Женщина смерила меня ироническим взглядом:
— Нет, конечно! У нее только первые схватки. Это может длиться несколько часов.
— Ребенок будет американцем, если она родит его здесь? — спросил старик.
— А кем же? — удивилась женщина в красной кофте.
— Я имею в виду здесь, на Эллис-Айленде. Это ведь еще не настоящая Америка, а только карантин. Америка там, на берегу!
— Здесь тоже настоящая Америка, — не унималась женщина. — Охранники ведь американцы! И инспектора тоже!
— Для матери это было бы счастьем, — сказал старик. — Так у нее сразу появится американский родственник — собственный ребенок. Тогда ее скорее пропустят. Эмигрантов, у кого есть американские родственники, всегда пускают.
Старик осторожно огляделся и смущенно улыбнулся.
— Если этого ребенка не признают американцем, он станет первым настоящим гражданином мира, — сказал я.
— Вторым, — возразил мне старик. — Первого я видел в тридцать седьмом году на мосту между Австрией и Чехословакией. На этот мост полиция обеих стран согнала немецких эмигрантов. Деваться им было некуда: с двух концов моста полиция выставила оцепление. Так они и проторчали три дня на самой границе. За это время одна женщина успела родить.
— Что же стало с ребенком? — поинтересовалась женщина в красной кофте.
— Он умер, прежде чем обе страны успели объявить из-за него войну, — ответил старик. — Все это было еще в гуманные времена, до присоединения к Германии, — добавил он, как бы извиняясь. — Потом уже и мать и ребенка просто прибили бы, как котят.
В дверях управления появился Уотсон. В своем светлом клетчатом костюме он, словно великан, возвышался над сгорбленными фигурами беженцев, сгрудившихся у входа. Я быстро двинулся навстречу ему. Мое сердце внезапно бешено заколотилось. Уотсон размахивал моим паспортом.
— Вам повезло, — объявил он. — Здесь какая-то женщина рожает; инспектора от этого совершенно одурели. Вот ваша виза.

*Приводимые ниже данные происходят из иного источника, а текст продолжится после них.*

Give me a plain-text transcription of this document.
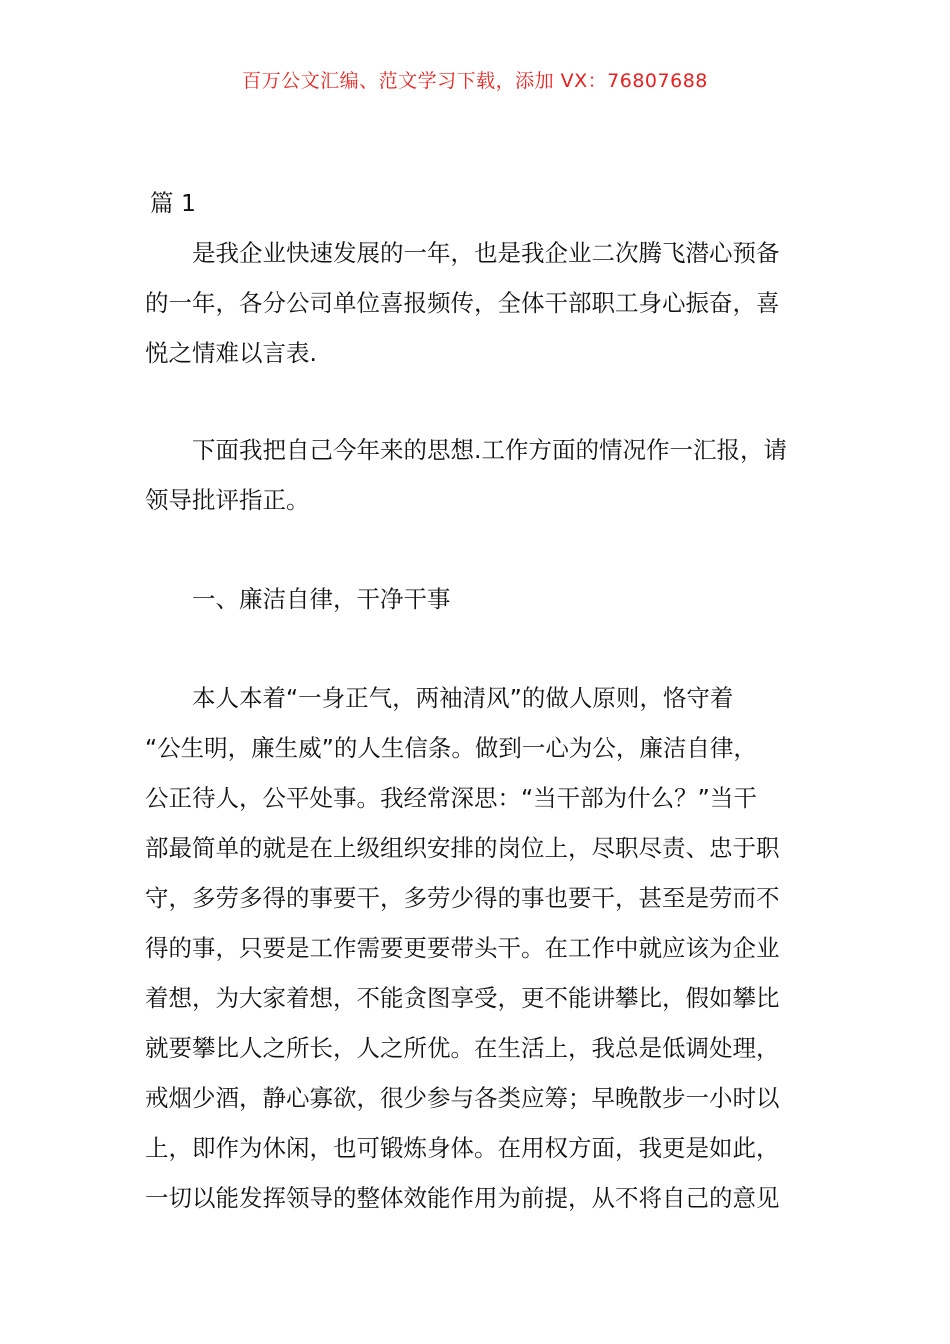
百万公文汇编、范文学习下载，添加 VX：76807688
篇 1
是我企业快速发展的一年，也是我企业二次腾飞潜心预备
的一年，各分公司单位喜报频传，全体干部职工身心振奋，喜
悦之情难以言表.
下面我把自己今年来的思想.工作方面的情况作一汇报，请
领导批评指正。
一、廉洁自律，干净干事
本人本着“一身正气，两袖清风”的做人原则，恪守着
“公生明，廉生威”的人生信条。做到一心为公，廉洁自律，
公正待人，公平处事。我经常深思：“当干部为什么？”当干
部最简单的就是在上级组织安排的岗位上，尽职尽责、忠于职
守，多劳多得的事要干，多劳少得的事也要干，甚至是劳而不
得的事，只要是工作需要更要带头干。在工作中就应该为企业
着想，为大家着想，不能贪图享受，更不能讲攀比，假如攀比
就要攀比人之所长，人之所优。在生活上，我总是低调处理，
戒烟少酒，静心寡欲，很少参与各类应筹；早晚散步一小时以
上，即作为休闲，也可锻炼身体。在用权方面，我更是如此，
一切以能发挥领导的整体效能作用为前提，从不将自己的意见
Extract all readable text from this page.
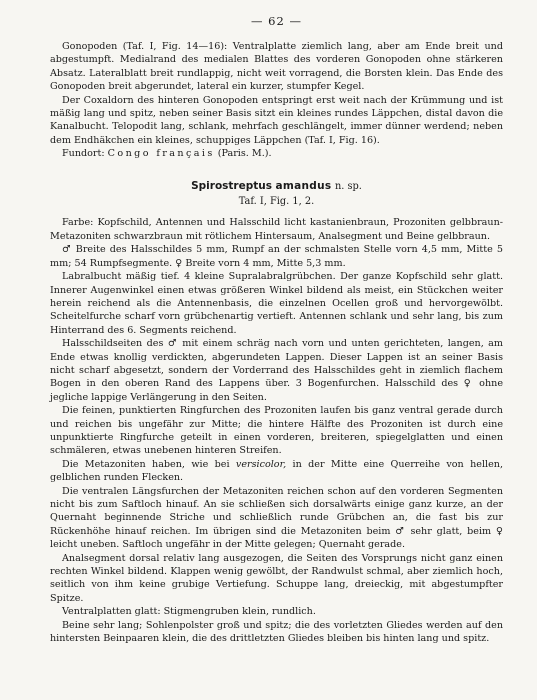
— 62 —

Gonopoden (Taf. I, Fig. 14—16): Ventralplatte ziemlich lang, aber am Ende breit und abgestumpft. Medialrand des medialen Blattes des vorderen Gonopoden ohne stärkeren Absatz. Lateralblatt breit rundlappig, nicht weit vorragend, die Borsten klein. Das Ende des Gonopoden breit abgerundet, lateral ein kurzer, stumpfer Kegel.

Der Coxaldorn des hinteren Gonopoden entspringt erst weit nach der Krümmung und ist mäßig lang und spitz, neben seiner Basis sitzt ein kleines rundes Läppchen, distal davon die Kanalbucht. Telopodit lang, schlank, mehrfach geschlängelt, immer dünner werdend; neben dem Endhäkchen ein kleines, schuppiges Läppchen (Taf. I, Fig. 16).

Fundort: Congo français (Paris. M.).

Spirostreptus amandus n. sp.

Taf. I, Fig. 1, 2.

Farbe: Kopfschild, Antennen und Halsschild licht kastanienbraun, Prozoniten gelbbraun-Metazoniten schwarzbraun mit rötlichem Hintersaum, Analsegment und Beine gelbbraun.

♂ Breite des Halsschildes 5 mm, Rumpf an der schmalsten Stelle vorn 4,5 mm, Mitte 5 mm; 54 Rumpfsegmente. ♀ Breite vorn 4 mm, Mitte 5,3 mm.

Labralbucht mäßig tief. 4 kleine Supralabralgrübchen. Der ganze Kopfschild sehr glatt. Innerer Augenwinkel einen etwas größeren Winkel bildend als meist, ein Stückchen weiter herein reichend als die Antennenbasis, die einzelnen Ocellen groß und hervorgewölbt. Scheitelfurche scharf vorn grübchenartig vertieft. Antennen schlank und sehr lang, bis zum Hinterrand des 6. Segments reichend.

Halsschildseiten des ♂ mit einem schräg nach vorn und unten gerichteten, langen, am Ende etwas knollig verdickten, abgerundeten Lappen. Dieser Lappen ist an seiner Basis nicht scharf abgesetzt, sondern der Vorderrand des Halsschildes geht in ziemlich flachem Bogen in den oberen Rand des Lappens über. 3 Bogenfurchen. Halsschild des ♀ ohne jegliche lappige Verlängerung in den Seiten.

Die feinen, punktierten Ringfurchen des Prozoniten laufen bis ganz ventral gerade durch und reichen bis ungefähr zur Mitte; die hintere Hälfte des Prozoniten ist durch eine unpunktierte Ringfurche geteilt in einen vorderen, breiteren, spiegelglatten und einen schmäleren, etwas unebenen hinteren Streifen.

Die Metazoniten haben, wie bei versicolor, in der Mitte eine Querreihe von hellen, gelblichen runden Flecken.

Die ventralen Längsfurchen der Metazoniten reichen schon auf den vorderen Segmenten nicht bis zum Saftloch hinauf. An sie schließen sich dorsalwärts einige ganz kurze, an der Quernaht beginnende Striche und schließlich runde Grübchen an, die fast bis zur Rückenhöhe hinauf reichen. Im übrigen sind die Metazoniten beim ♂ sehr glatt, beim ♀ leicht uneben. Saftloch ungefähr in der Mitte gelegen; Quernaht gerade.

Analsegment dorsal relativ lang ausgezogen, die Seiten des Vorsprungs nicht ganz einen rechten Winkel bildend. Klappen wenig gewölbt, der Randwulst schmal, aber ziemlich hoch, seitlich von ihm keine grubige Vertiefung. Schuppe lang, dreieckig, mit abgestumpfter Spitze.

Ventralplatten glatt: Stigmengruben klein, rundlich.

Beine sehr lang; Sohlenpolster groß und spitz; die des vorletzten Gliedes werden auf den hintersten Beinpaaren klein, die des drittletzten Gliedes bleiben bis hinten lang und spitz.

Я взял паспорт. Руки у меня дрожали.
— На какой срок? — спросил я.
Уотсон рассмеялся:
— Они собирались дать вам транзитную всего на четыре недели, а дали туристическую на два месяца. Скажите спасибо этой роженице. Думаю, им хотелось поскорее отделаться и от нее, и от меня. Для женщины уже вызвали моторную лодку. Ее повезут в больницу. Мы можем ехать вместе с ней. Ну, как вам это нравится? — Уотсон крепко хлопнул меня по спине.
— Значит, теперь я свободен?
— Конечно! Ближайшие два месяца. А там мы что-нибудь придумаем.
— Два месяца! — сказал я. — Целая вечность!
Уотсон потряс своей львиной гривой:
— Никакая не вечность! Только два месяца! Хорошо бы нам поскорее обсудить наши следующие шаги.
— Только на том берегу, — сказал я. — Не сейчас!
— Ладно! Но постарайтесь не слишком затягивать. Да, вот еще: нам нужно разобраться кое с какими расходами. Проезд, сбор за визу и еще пара мелочей. Все вместе обошлось в пятьдесят долларов. Лучше всего рассчитаться прямо сразу. Остаток гонорара вы внесете, когда немного обживетесь.
— А сколько еще остается?
— Сто долларов. Совсем недорого. Мы же не изверги какие-нибудь.
На это я ничего не ответил. Мне вдруг захотелось поскорее выбраться из этого зала. Прочь с острова Эллис-Айленд! Я боялся, что в последний момент дверь управления откроется и инспектора потребуют оставить меня здесь. Поспешно вытащив свой тощий бумажник, я отсчитал пятьдесят долларов. У меня оставалось еще девяносто девять и вдобавок сто долларов долгу. «Похоже на вечную кабалу у этих адвокатов», — промелькнуло у меня в голове. Но в эту минуту мне было все равно; меня захлестнула волна трепещущего, неудержимого нетерпения.